Dado que Cuba es uno de esos países en los que, a diferencia de otros (11 solo en América Latina), el voto en el referéndum constitucional no es obligatorio, una aprobación entre 60 y 70 % no es para nada un desastre –especialmente si se considera que los votos en blanco, las boletas inválidas, los que se abstienen, se restan al porciento total en detrimento del SÍ.


Foto: Yaniel Tolentino.

Una reforma política democrática

Pensar la búsqueda de la democracia como se rescata un objeto incrustado bajo ruinas griegas o romanas; se entresaca de ideales, doctrinas, frases, legadas por padres fundadores, grandes filósofos, figuras de la historia patria; o se postula a partir de un cierto conjunto denominado “los valores de la nación,” no es un ejercicio vano ni inútil, especialmente para construir un discurso inspirado y conceptual sobre el tema.

Ahora bien, si se trata de comprenderla y construirla desde la experiencia histórica, conectada con una cultura política y una participación cívica determinadas, con ideologías y prácticas institucionales, conflictos y voluntades, intereses y luchas, hay que partir de un sistema político real y concreto, que es el que puede transformarse.

Vista así, la reforma nunca se trata de la puesta en escena de una teoría o una ideología, o de la adopción de modelos, sino de trabajar sobre una democracia “imperfecta”, formada por ciudadanos que quizás nunca antes habían leído su Constitución, por una burocracia que difícilmente y solo bajo presión cambia su estilo de mando, e incluso por un Partido único, con una membresía integrada por cubanos reales que no piensan igual.

Estas “imperfecciones” podrían encerrar, al cabo, una riqueza mayor que la ilustrada en muchos libros.

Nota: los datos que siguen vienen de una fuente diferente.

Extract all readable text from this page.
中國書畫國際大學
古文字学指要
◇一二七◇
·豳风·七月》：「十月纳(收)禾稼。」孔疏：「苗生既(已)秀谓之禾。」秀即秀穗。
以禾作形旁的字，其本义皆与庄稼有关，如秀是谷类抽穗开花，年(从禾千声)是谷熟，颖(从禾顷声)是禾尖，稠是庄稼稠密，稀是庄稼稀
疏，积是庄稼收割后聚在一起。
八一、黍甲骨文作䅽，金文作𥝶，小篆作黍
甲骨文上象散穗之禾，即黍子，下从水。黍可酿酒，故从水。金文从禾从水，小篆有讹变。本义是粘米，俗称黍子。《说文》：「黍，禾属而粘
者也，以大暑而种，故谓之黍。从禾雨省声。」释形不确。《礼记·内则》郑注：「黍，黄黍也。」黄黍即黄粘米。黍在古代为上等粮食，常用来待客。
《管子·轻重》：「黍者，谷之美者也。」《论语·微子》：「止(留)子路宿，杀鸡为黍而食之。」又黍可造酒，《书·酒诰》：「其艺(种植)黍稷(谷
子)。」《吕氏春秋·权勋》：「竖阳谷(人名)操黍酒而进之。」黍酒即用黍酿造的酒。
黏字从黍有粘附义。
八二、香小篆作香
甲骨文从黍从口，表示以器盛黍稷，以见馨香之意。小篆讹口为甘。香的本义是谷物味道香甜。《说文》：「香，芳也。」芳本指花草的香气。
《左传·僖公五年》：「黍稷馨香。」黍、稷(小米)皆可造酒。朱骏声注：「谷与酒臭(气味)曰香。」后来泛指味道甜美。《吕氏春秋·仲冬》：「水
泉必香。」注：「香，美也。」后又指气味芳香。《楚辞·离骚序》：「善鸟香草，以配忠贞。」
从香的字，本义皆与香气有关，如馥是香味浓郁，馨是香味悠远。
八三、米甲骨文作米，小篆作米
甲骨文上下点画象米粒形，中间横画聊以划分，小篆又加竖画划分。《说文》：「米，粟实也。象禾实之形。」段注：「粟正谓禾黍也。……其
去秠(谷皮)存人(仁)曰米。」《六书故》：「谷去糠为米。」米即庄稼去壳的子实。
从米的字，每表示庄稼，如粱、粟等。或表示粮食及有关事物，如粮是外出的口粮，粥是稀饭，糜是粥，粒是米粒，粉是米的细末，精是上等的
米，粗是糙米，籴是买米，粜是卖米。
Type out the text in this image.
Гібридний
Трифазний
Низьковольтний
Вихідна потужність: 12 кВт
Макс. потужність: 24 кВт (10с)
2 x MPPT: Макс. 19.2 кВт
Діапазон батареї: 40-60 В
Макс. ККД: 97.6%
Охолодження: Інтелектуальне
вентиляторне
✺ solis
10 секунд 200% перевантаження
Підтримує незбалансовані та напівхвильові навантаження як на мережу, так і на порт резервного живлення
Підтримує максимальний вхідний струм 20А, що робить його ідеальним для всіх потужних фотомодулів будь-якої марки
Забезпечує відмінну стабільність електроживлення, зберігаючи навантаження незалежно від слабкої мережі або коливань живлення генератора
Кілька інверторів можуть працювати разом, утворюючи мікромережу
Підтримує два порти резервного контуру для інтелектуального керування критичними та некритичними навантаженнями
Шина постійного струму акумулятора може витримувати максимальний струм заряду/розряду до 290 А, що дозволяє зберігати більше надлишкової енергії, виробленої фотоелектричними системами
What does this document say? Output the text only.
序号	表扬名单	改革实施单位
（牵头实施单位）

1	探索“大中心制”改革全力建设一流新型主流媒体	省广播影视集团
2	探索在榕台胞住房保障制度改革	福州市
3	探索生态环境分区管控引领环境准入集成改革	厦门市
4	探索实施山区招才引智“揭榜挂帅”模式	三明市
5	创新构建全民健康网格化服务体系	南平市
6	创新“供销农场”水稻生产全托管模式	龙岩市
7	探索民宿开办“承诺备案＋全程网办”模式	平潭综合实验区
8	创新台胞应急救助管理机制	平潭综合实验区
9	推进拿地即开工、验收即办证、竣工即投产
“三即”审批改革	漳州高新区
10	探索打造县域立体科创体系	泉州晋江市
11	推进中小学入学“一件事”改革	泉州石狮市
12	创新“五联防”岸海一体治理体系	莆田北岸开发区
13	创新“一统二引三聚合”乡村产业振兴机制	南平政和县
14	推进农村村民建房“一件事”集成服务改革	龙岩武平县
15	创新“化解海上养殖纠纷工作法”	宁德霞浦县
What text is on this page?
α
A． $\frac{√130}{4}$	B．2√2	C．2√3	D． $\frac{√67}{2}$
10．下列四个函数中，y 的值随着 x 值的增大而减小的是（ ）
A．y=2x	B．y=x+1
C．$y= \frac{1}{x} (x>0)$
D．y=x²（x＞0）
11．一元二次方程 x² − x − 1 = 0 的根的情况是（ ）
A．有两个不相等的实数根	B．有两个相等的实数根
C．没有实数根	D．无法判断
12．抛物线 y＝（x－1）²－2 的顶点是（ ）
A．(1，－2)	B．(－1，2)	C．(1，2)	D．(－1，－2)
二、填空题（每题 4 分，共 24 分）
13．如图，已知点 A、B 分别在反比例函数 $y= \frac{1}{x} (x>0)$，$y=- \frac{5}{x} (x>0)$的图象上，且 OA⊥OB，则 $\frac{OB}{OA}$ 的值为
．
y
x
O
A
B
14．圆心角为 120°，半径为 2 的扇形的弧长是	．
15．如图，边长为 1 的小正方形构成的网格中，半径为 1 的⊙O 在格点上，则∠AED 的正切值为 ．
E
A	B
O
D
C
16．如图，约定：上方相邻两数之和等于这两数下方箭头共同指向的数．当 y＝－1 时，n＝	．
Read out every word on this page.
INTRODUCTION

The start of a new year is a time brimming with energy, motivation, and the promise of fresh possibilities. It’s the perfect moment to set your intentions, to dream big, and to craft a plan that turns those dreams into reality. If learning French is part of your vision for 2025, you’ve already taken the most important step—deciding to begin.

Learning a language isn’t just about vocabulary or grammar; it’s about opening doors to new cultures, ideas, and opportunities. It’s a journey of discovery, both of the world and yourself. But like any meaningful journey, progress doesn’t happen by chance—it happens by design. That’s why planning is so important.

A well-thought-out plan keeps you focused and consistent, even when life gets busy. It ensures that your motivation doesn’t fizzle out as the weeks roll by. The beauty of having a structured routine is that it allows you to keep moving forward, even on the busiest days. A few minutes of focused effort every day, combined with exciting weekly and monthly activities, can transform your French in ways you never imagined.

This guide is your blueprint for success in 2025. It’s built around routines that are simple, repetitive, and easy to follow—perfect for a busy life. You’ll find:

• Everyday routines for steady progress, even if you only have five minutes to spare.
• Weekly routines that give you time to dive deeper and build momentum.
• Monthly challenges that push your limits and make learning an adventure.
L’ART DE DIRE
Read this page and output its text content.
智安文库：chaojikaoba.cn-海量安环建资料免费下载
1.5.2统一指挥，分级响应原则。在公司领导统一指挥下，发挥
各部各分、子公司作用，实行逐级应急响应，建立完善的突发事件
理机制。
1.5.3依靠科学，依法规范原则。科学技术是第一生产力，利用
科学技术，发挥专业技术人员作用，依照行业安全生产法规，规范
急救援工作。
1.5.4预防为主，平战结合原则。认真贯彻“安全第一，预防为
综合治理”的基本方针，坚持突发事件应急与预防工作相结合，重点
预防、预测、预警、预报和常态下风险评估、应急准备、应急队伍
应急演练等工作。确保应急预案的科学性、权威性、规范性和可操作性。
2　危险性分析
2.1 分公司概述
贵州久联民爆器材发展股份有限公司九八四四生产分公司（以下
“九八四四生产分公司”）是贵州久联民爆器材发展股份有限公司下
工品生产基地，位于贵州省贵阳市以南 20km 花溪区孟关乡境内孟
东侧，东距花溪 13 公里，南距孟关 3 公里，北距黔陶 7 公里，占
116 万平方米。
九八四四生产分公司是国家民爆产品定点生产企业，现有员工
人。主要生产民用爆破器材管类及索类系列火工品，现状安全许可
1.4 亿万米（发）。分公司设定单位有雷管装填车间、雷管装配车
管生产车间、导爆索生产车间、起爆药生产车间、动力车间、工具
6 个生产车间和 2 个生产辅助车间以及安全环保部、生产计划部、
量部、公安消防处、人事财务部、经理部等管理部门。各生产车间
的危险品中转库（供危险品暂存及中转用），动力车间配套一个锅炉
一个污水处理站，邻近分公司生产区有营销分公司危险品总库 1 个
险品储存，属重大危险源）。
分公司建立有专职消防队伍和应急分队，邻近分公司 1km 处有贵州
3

Por ejemplo, es precisamente esa diversidad en sus filas la que puede permitir a ese Partido aspirar a cumplir con la misión formidable de representar la diversidad de la nación, el encuentro fundamental que la reúne en sus propias diferencias, y que algunos discursos sobre la unidad nacional no alcanzan a evocar en plenitud.

Una democracia identificada como socialista no se puede fundamentar en una mayoría aritmética simple, sino en una suma de minorías en desventaja, superior a cualquier mayoría, y basada en principios esenciales, como la justicia social y la igualdad.

La Constitución no es un punto de llegada, sino de partida. Solo se podrá medir, desde ella misma, si resulta respetada y aplicada en su letra y espíritu; y si, desde su contenido, puede ser interpretada por los órganos representativos de la ciudadanía, las instituciones a cargo de la ley y la justicia, las estructuras políticas y la política misma.

Esta es, seguramente, una oportunidad crucial para renovar el estilo político gubernamental; hacer uso extensivo de todas las tecnologías de la información y de la comunicación, para compenetrarse con la gente y sus problemas; concebir a los dirigentes, en lugar de instructores políticos o tecnócratas, en su capacidad de escuchar y dialogar, conseguir la participación de los trabajadores en la solución de los problemas, articular un nuevo consenso.

Uno no unánime ni homogéneo –pero consenso al fin.